En '¡Que viene el lobo!', su nueva novela, también publicada por Salamandra, Leonie Swann saca el lado viajero de Miss Maple y el resto del rebaño de orejas detectives para ambientar la trama en la campiña francesa. Acompañadas de Rebecca, la hija del pastor George Glenn, nuestras 'chicas' investigan el caso de un hombre lobo que osa perturbar la paz de un idílico prado.
¿Idílico? ¿Quién dijo idílico? El peligro se hace patente con el descubrimiento de un cadáver en los límites del bosque, y las ovejas se adentran en la oscuridad de la floresta en busca de las pistas que todo asesino (y más si se trata de un licántropo) deja tras de sí. Las risas están más que servidas siempre que nos unamos al equipo investigador compuesto por Miss Maple, Sir Ritchfield, Othello, Ramses, Zora, Heide, Cloud, Cordelia y el resto del rebaño.
Aquí tenéis, como muestra, el arranque de una novela con la que, curiosamente, contar ovejas os mantendrá más despiertos que se costumbre. ¡Mucho cuidado con ella, engancha!
–¿Y después? –preguntó el cordero de invierno.
–Después las ovejas madre pusieron a salvo a los corderos lejos el hombre del perro pequeño. Y encontraron un un –Cloud, la oveja más lanuda del rebaño, no supo cómo continuar.
–Un montón de heno –propuso Cordelia, que era una oveja sumamente idealista.

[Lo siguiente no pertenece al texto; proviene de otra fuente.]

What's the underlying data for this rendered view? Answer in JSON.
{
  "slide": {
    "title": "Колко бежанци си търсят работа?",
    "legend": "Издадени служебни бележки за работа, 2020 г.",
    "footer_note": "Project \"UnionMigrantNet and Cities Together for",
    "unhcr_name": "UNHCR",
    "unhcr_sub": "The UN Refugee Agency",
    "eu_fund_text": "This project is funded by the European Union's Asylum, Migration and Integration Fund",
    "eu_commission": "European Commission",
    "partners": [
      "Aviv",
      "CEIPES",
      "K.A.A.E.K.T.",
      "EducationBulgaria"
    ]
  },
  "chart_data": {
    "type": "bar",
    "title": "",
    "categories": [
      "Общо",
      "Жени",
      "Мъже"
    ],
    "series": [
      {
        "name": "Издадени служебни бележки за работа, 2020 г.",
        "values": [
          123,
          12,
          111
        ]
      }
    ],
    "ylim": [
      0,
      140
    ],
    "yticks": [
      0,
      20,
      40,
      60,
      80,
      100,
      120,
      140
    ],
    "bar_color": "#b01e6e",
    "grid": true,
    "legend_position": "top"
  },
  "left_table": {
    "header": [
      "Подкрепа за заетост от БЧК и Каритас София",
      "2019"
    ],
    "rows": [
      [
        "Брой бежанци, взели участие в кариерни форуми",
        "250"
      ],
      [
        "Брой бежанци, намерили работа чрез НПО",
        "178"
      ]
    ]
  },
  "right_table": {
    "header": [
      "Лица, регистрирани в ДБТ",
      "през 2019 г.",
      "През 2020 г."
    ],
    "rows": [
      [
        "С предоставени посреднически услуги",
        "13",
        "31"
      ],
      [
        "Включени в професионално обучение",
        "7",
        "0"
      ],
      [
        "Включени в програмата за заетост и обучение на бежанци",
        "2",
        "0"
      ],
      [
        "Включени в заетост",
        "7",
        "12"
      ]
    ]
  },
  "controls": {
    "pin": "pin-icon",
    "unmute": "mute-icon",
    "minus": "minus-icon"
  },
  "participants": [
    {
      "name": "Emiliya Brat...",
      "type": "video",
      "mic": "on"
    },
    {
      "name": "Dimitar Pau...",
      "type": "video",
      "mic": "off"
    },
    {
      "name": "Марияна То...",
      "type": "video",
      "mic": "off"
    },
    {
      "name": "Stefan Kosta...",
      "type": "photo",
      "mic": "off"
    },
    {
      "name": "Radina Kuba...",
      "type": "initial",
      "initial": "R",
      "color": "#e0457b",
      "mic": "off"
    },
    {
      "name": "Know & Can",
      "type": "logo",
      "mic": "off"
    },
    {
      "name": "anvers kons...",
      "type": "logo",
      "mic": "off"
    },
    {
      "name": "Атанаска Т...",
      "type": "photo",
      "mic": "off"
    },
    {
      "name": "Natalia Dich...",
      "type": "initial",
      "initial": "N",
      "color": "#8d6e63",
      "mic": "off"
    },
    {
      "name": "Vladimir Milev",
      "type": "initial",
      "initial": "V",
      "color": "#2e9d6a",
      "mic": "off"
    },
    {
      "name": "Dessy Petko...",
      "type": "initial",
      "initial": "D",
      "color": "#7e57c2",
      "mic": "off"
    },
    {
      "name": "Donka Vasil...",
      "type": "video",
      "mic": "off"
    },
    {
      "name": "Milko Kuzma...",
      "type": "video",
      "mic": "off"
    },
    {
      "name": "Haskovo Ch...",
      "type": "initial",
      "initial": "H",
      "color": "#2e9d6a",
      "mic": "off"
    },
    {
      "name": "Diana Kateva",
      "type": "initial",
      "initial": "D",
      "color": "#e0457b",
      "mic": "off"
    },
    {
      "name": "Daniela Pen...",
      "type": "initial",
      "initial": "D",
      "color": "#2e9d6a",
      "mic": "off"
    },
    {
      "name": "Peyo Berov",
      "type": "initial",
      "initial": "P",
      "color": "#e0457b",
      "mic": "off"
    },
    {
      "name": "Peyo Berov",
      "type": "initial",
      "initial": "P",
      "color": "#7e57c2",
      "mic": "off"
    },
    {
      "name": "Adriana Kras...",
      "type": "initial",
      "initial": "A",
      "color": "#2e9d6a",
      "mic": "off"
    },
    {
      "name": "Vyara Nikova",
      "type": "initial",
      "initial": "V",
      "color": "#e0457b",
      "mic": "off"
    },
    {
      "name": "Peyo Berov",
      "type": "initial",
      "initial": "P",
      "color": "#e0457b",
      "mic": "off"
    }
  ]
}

–Eso, un montón de heno –repitió Cloud–. Y las ovejas madre comieron y los corderos se acurrucaron en el heno... y guardaron silencio.

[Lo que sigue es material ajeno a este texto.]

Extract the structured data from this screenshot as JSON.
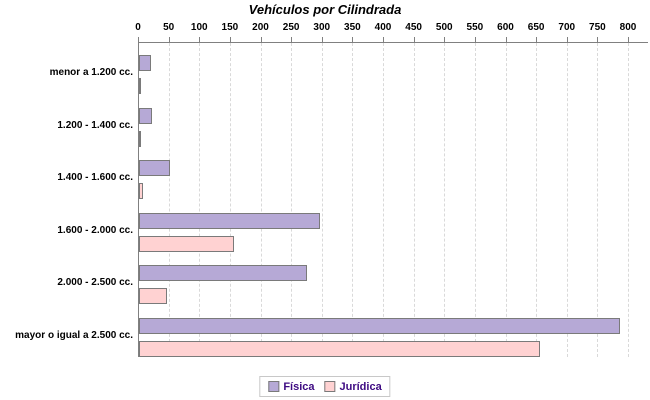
{
  "chart_data": {
    "type": "bar",
    "orientation": "horizontal",
    "title": "Vehículos por Cilindrada",
    "categories": [
      "menor a 1.200 cc.",
      "1.200 - 1.400 cc.",
      "1.400 - 1.600 cc.",
      "1.600 - 2.000 cc.",
      "2.000 - 2.500 cc.",
      "mayor o igual a 2.500 cc."
    ],
    "series": [
      {
        "name": "Física",
        "color": "#b6a9d6",
        "border_color": "#7a7a7a",
        "values": [
          20,
          22,
          50,
          295,
          275,
          785
        ]
      },
      {
        "name": "Jurídica",
        "color": "#ffd2d2",
        "border_color": "#7a7a7a",
        "values": [
          1,
          1,
          6,
          155,
          45,
          655
        ]
      }
    ],
    "x_axis": {
      "position": "top",
      "min": 0,
      "max": 800,
      "tick_step": 50,
      "ticks": [
        0,
        50,
        100,
        150,
        200,
        250,
        300,
        350,
        400,
        450,
        500,
        550,
        600,
        650,
        700,
        750,
        800
      ]
    },
    "grid": {
      "vertical_dashed": true,
      "color": "#d9d9d9"
    },
    "legend": {
      "position": "bottom",
      "border_color": "#c8c8c8",
      "text_color": "#3d0a82"
    },
    "colors": {
      "axis": "#808080",
      "text": "#000000",
      "background": "#ffffff"
    }
  }
}
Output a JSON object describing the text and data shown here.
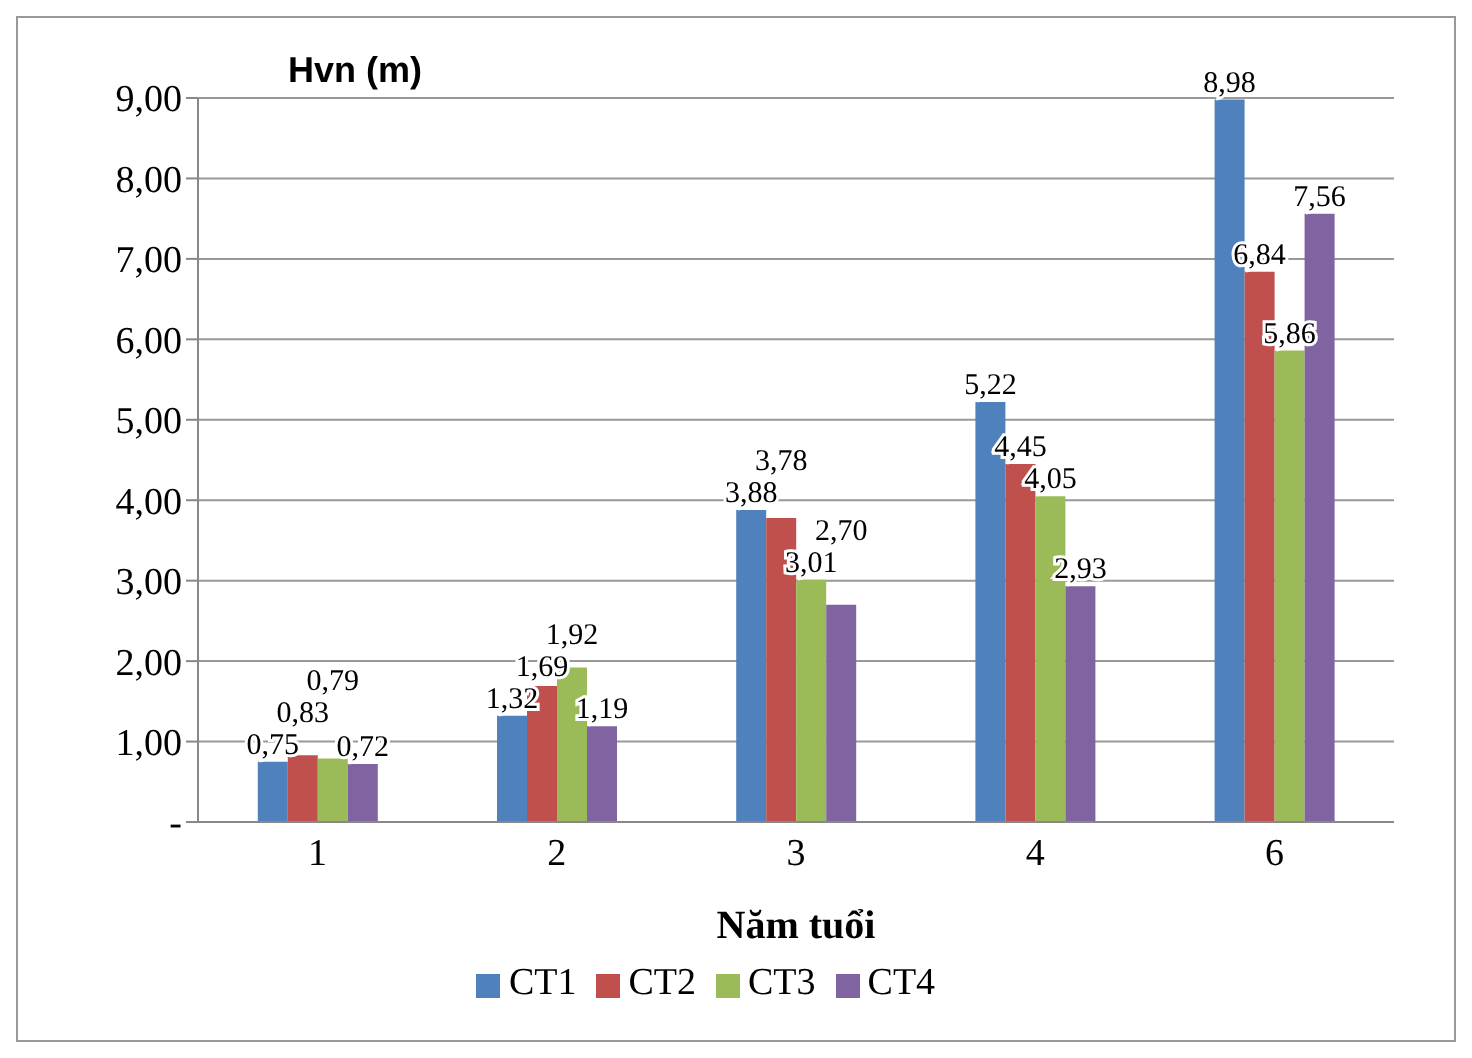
{
  "chart_data": {
    "type": "bar",
    "ylabel": "Hvn (m)",
    "xlabel": "Năm tuổi",
    "categories": [
      "1",
      "2",
      "3",
      "4",
      "6"
    ],
    "series": [
      {
        "name": "CT1",
        "color": "#4f81bd",
        "values": [
          0.75,
          1.32,
          3.88,
          5.22,
          8.98
        ],
        "value_labels": [
          "0,75",
          "1,32",
          "3,88",
          "5,22",
          "8,98"
        ]
      },
      {
        "name": "CT2",
        "color": "#c0504d",
        "values": [
          0.83,
          1.69,
          3.78,
          4.45,
          6.84
        ],
        "value_labels": [
          "0,83",
          "1,69",
          "3,78",
          "4,45",
          "6,84"
        ]
      },
      {
        "name": "CT3",
        "color": "#9bbb59",
        "values": [
          0.79,
          1.92,
          3.01,
          4.05,
          5.86
        ],
        "value_labels": [
          "0,79",
          "1,92",
          "3,01",
          "4,05",
          "5,86"
        ]
      },
      {
        "name": "CT4",
        "color": "#8064a2",
        "values": [
          0.72,
          1.19,
          2.7,
          2.93,
          7.56
        ],
        "value_labels": [
          "0,72",
          "1,19",
          "2,70",
          "2,93",
          "7,56"
        ]
      }
    ],
    "ylim": [
      0,
      9
    ],
    "yticks": [
      {
        "value": 0,
        "label": "-"
      },
      {
        "value": 1,
        "label": "1,00"
      },
      {
        "value": 2,
        "label": "2,00"
      },
      {
        "value": 3,
        "label": "3,00"
      },
      {
        "value": 4,
        "label": "4,00"
      },
      {
        "value": 5,
        "label": "5,00"
      },
      {
        "value": 6,
        "label": "6,00"
      },
      {
        "value": 7,
        "label": "7,00"
      },
      {
        "value": 8,
        "label": "8,00"
      },
      {
        "value": 9,
        "label": "9,00"
      }
    ],
    "grid": "y",
    "legend": "bottom"
  }
}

Las ovejas balaron entusiasmadas. Después de tanto contarla, la historia de 'El silencio de los corderos' había ido sufriendo graduales variaciones, y en cada ocasión ganaba un poco.
Rebecca, la pastora, les había leído el libro en otoño, cuando las hojas ya amarilleaban pero el sol aún era redondo y estaba maduro y sano. A estas alturas las ovejas ya no podían explicarse por qué entonces, en las primeras frías y plateadas noches de otoño, el libro les había dado tanto miedo. Sólo Mopple the Whale, el carnero gordo y memorioso, se acordaba de que en el libro que Rebecca les había leído en los soleados escalones de la caravana casi no aparecían corderos, y muy poco heno.

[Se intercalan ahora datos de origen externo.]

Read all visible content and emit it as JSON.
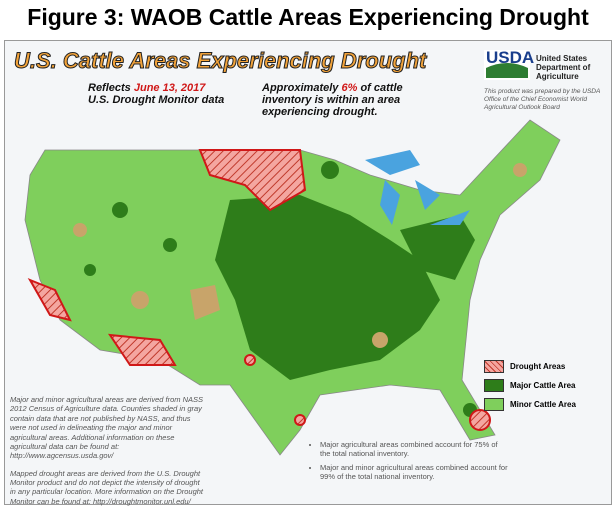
{
  "figure_title": "Figure 3: WAOB Cattle Areas Experiencing Drought",
  "map": {
    "title": "U.S. Cattle Areas Experiencing Drought",
    "date_prefix": "Reflects",
    "date": "June 13, 2017",
    "data_source": "U.S. Drought Monitor data",
    "summary_prefix": "Approximately",
    "summary_value": "6%",
    "summary_suffix": "of cattle inventory is within an area experiencing drought.",
    "logo": {
      "acronym": "USDA",
      "name": "United States Department of Agriculture"
    },
    "credit": "This product was prepared by the USDA Office of the Chief Economist World Agricultural Outlook Board",
    "legend": [
      {
        "label": "Drought Areas",
        "color": "#f4a6a0"
      },
      {
        "label": "Major Cattle Area",
        "color": "#2e7d1a"
      },
      {
        "label": "Minor Cattle Area",
        "color": "#7fcf5c"
      }
    ],
    "notes": [
      "Major and minor agricultural areas are derived from NASS 2012 Census of Agriculture data. Counties shaded in gray contain data that are not published by NASS, and thus were not used in delineating the major and minor agricultural areas. Additional information on these agricultural data can be found at: http://www.agcensus.usda.gov/",
      "Mapped drought areas are derived from the U.S. Drought Monitor product and do not depict the intensity of drought in any particular location. More information on the Drought Monitor can be found at: http://droughtmonitor.unl.edu/"
    ],
    "bullets": [
      "Major agricultural areas combined account for 75% of the total national inventory.",
      "Major and minor agricultural areas combined account for 99% of the total national inventory."
    ]
  }
}
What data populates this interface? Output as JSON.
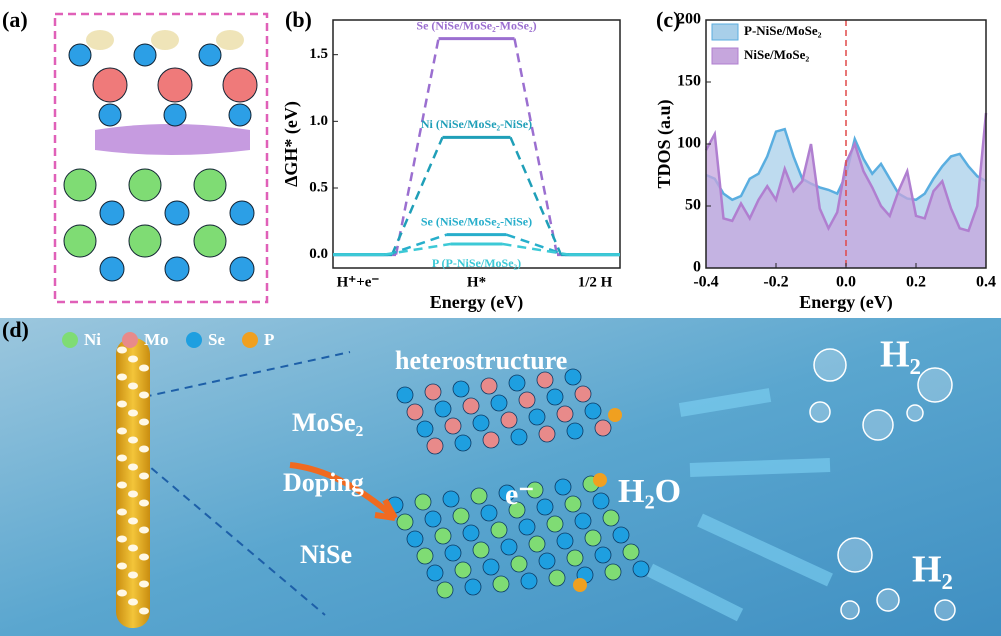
{
  "panels": [
    "(a)",
    "(b)",
    "(c)",
    "(d)"
  ],
  "chart_data": [
    {
      "type": "energy_levels",
      "categories": [
        "H⁺+e⁻",
        "H*",
        "1/2 H"
      ],
      "xlabel": "Energy (eV)",
      "ylabel": "ΔGH* (eV)",
      "ylim": [
        -0.1,
        1.76
      ],
      "yticks": [
        {
          "value": 0,
          "label": "0.0"
        },
        0.5,
        {
          "value": 1,
          "label": "1.0"
        },
        1.5
      ],
      "series": [
        {
          "name": "Se (NiSe/MoSe₂-MoSe₂)",
          "color": "#9b6fd0",
          "values": [
            0,
            1.62,
            0
          ]
        },
        {
          "name": "Ni (NiSe/MoSe₂-NiSe)",
          "color": "#1f9fb8",
          "values": [
            0,
            0.88,
            0
          ]
        },
        {
          "name": "Se (NiSe/MoSe₂-NiSe)",
          "color": "#27aecb",
          "values": [
            0,
            0.15,
            0
          ]
        },
        {
          "name": "P (P-NiSe/MoSe₂)",
          "color": "#3cc9d6",
          "values": [
            0,
            0.08,
            0
          ]
        }
      ]
    },
    {
      "type": "area",
      "xlabel": "Energy (eV)",
      "ylabel": "TDOS (a.u)",
      "xlim": [
        -0.4,
        0.4
      ],
      "ylim": [
        0,
        200
      ],
      "xticks": [
        -0.4,
        -0.2,
        {
          "value": 0,
          "label": "0.0"
        },
        0.2,
        0.4
      ],
      "yticks": [
        0,
        50,
        100,
        150,
        200
      ],
      "vline": {
        "x": 0,
        "color": "#e04848"
      },
      "legend": "upper left",
      "x": [
        -0.4,
        -0.375,
        -0.35,
        -0.325,
        -0.3,
        -0.275,
        -0.25,
        -0.225,
        -0.2,
        -0.175,
        -0.15,
        -0.125,
        -0.1,
        -0.075,
        -0.05,
        -0.025,
        0,
        0.025,
        0.05,
        0.075,
        0.1,
        0.125,
        0.15,
        0.175,
        0.2,
        0.225,
        0.25,
        0.275,
        0.3,
        0.325,
        0.35,
        0.375,
        0.4
      ],
      "series": [
        {
          "name": "P-NiSe/MoSe₂",
          "color": "#5aaee0",
          "fill": "#a8cfe9",
          "values": [
            75,
            72,
            60,
            55,
            58,
            72,
            76,
            90,
            110,
            112,
            90,
            72,
            68,
            65,
            63,
            60,
            75,
            104,
            88,
            76,
            84,
            72,
            60,
            56,
            55,
            60,
            72,
            82,
            90,
            92,
            82,
            74,
            70
          ]
        },
        {
          "name": "NiSe/MoSe₂",
          "color": "#b07fd0",
          "fill": "#c6a6dd",
          "values": [
            95,
            108,
            40,
            38,
            52,
            40,
            55,
            66,
            55,
            80,
            62,
            70,
            100,
            48,
            32,
            45,
            85,
            100,
            78,
            65,
            50,
            42,
            62,
            78,
            42,
            40,
            62,
            70,
            48,
            32,
            30,
            50,
            125
          ]
        }
      ]
    }
  ],
  "illustration": {
    "legend": [
      "Ni",
      "Mo",
      "Se",
      "P"
    ],
    "heterostructure": "heterostructure",
    "top_layer": "MoSe₂",
    "doping": "Doping",
    "bottom_layer": "NiSe",
    "electron": "e⁻",
    "water": "H₂O",
    "product_top": "H₂",
    "product_bottom": "H₂"
  }
}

El viento empujaba nieve entre sus patas, allá abajo temblaban las peladas matas que crecían junto a la cerca del prado, y la historia había terminado.
–¿Era un montón de heno grande? –quiso saber Heide, que todavía era joven y no le gustaba que las historias terminaran así sin más.
–Muy grande –afirmó Cloud con convicción–. Tanto como... Tanto como...
Miró alrededor en busca de cosas grandes. ¿Heide? No. Heide no era especialmente grande para ser una oveja. Mopple the Whale era el más voluminoso. Pero más grande que cualquier oveja era la caravana, que estaba en medio del prado, y mayor aún el establo, y lo más grande de todo era el viejo roble que se alzaba cerca de la linde el bosque y en otoño había desprendido infinidad de hojas marrones, amargas y crujientes. Había sido un trabajo de mil demonios comerse todas esas hojas.
A la izquierda del prado se hallaba el huerto, y a la derecha el campo de cabras. En éste no había nada grande. Sólo cabras. Pasados los dos campos, al fondo estaba el bosque, ajeno y susurrante; delante, la propiedad, con establos y casas, chimeneas humeantes y personas ruidosas, y más cerca, gris y enorme como una calabaza, el castillo. Dado que el prado se elevaba un tanto en dirección al bosque, se veía estupendamente.
–Tan grande como el castillo –concluyó Cloud con aire triunfal.
Las ovejas se quedaron pasmadas. El castillo era en verdad muy grande. Tenía una torre puntiaguda y muchas ventanas, y todas las tardes les quitaba el sol demasiado pronto. Cambiarlo por un montón de heno habría sido genial.